I can't bear to imagine to the finest detail the blood-curdling sight of bloody rivers, the pests' malicious ambush, the ravaging of fruitful land, the loss of livestock, the ferocious unleashing of natural disasters and the wailing Egyptians upon death of their firstborns. The plagues must have been very traumatising for any human being experiencing their disasters firsthand - and I am thinking particularly of those mothers in labour, nursing mothers, young children and the infirm.

Disaster after disaster, Egypt's destruction unfolded.

Sojourning Israel had suffered initially in their labour as slaves - but it seems to me that Egypt suffered more under the rule of their insecure and prideful Pharaoh, who would not back down to God's words through Moses, leader of the Israelites. I don't think that the Israelites knew God far more than Egyptians did. However, Moses obeyed God and he led the people well; because of that, they were spared from Egypt's destruction. Of course, they were also the chosen people of God - but did the Egyptians really have to suffer as they did during the ten plagues?

What if Pharaoh had relented earlier? Bible skeptics argue that he could not, because the Bible maintains that "God hardened the heart of Pharaoh" ( Ex 7:3; 9:12; 10:1,20,27; 11:10; 14:4,8). But then again, the Bible also mentions that Moses hardened Pharaoh's heart, Moses' words hardened Pharaoh's heart and Pharaoh hardened his own heart! What then does such "hardening" mean? Is it supposed to be literal or figurative/idiomatic? Was the "hardening" a colloquial feature of the Hebrew language familiar to its native users? In E.W. Bullinger's 1898 work on the biblical figures of speech, he gathers that certain active verbs were used to denote permission of a certain occurence rather than the actual carrying out of an action. He supports that God permitted or allowed Pharaoh to harden his heart, rather than actually turning Pharaoh's heart into stone. Additionally, D. R. Dungan in an earlier book on Hermeneutics (1888) attributes the "hardening" to a sort of metaphorical language which the Bible often uses. I am definitely in favour with Bullinger's (and to some extent, Dungan's) argument. God certainly does not act unjustly. (Ps 33:5) Neither does He usurp human free will to choose (cf. Deut 30:19-20).

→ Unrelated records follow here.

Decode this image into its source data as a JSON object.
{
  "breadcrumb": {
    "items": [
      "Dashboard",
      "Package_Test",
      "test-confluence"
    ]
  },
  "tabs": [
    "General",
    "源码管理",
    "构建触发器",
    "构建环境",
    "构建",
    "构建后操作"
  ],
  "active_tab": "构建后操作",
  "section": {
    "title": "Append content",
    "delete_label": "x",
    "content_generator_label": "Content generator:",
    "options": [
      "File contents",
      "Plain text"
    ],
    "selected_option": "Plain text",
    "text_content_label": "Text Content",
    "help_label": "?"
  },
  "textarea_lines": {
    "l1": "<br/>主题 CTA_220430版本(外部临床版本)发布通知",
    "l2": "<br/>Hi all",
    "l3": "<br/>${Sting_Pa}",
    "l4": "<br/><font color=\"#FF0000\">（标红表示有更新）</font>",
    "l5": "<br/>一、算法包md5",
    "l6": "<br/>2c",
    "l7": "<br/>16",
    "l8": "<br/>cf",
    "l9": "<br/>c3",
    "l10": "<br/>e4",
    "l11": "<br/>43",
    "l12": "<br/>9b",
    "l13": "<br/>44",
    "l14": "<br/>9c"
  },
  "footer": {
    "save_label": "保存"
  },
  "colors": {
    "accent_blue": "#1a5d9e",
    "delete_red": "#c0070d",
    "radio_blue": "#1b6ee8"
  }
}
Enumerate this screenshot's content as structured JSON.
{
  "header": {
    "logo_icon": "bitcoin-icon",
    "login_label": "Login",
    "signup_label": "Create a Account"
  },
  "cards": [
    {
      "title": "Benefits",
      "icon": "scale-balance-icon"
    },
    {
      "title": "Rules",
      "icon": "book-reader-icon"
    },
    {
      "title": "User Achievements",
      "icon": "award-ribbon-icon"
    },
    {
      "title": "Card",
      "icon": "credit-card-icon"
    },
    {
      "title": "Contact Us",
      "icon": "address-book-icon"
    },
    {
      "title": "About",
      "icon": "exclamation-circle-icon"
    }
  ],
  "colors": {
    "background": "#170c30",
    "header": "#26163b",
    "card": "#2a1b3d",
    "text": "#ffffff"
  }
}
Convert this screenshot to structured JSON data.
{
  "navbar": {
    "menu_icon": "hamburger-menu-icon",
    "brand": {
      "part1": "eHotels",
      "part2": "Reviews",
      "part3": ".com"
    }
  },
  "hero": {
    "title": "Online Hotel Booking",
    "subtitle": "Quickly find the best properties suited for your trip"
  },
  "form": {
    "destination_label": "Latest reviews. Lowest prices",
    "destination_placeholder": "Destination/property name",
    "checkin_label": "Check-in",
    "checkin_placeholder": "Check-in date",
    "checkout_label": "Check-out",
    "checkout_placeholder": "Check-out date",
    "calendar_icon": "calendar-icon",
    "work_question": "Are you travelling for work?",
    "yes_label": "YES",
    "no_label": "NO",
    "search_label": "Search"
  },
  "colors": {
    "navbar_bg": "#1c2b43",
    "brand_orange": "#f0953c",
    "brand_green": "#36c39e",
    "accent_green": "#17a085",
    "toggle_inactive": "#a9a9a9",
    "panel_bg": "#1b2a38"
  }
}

I guess, great lessons on godly leadership could be drawn through contrasting Moses with Pharaoh - but I don't really want to go into that. More importantly,  I am reminded today that we have a responsibility to keep our hearts soft, tender and open to God so that His words may teach, liberate us and grant us life. We sojourn in a world that perceives God's ways as foolishness and therefore, opposes them. Obedience is thus walking on the narrow path that spares us from destruction (Matt 7:13-14).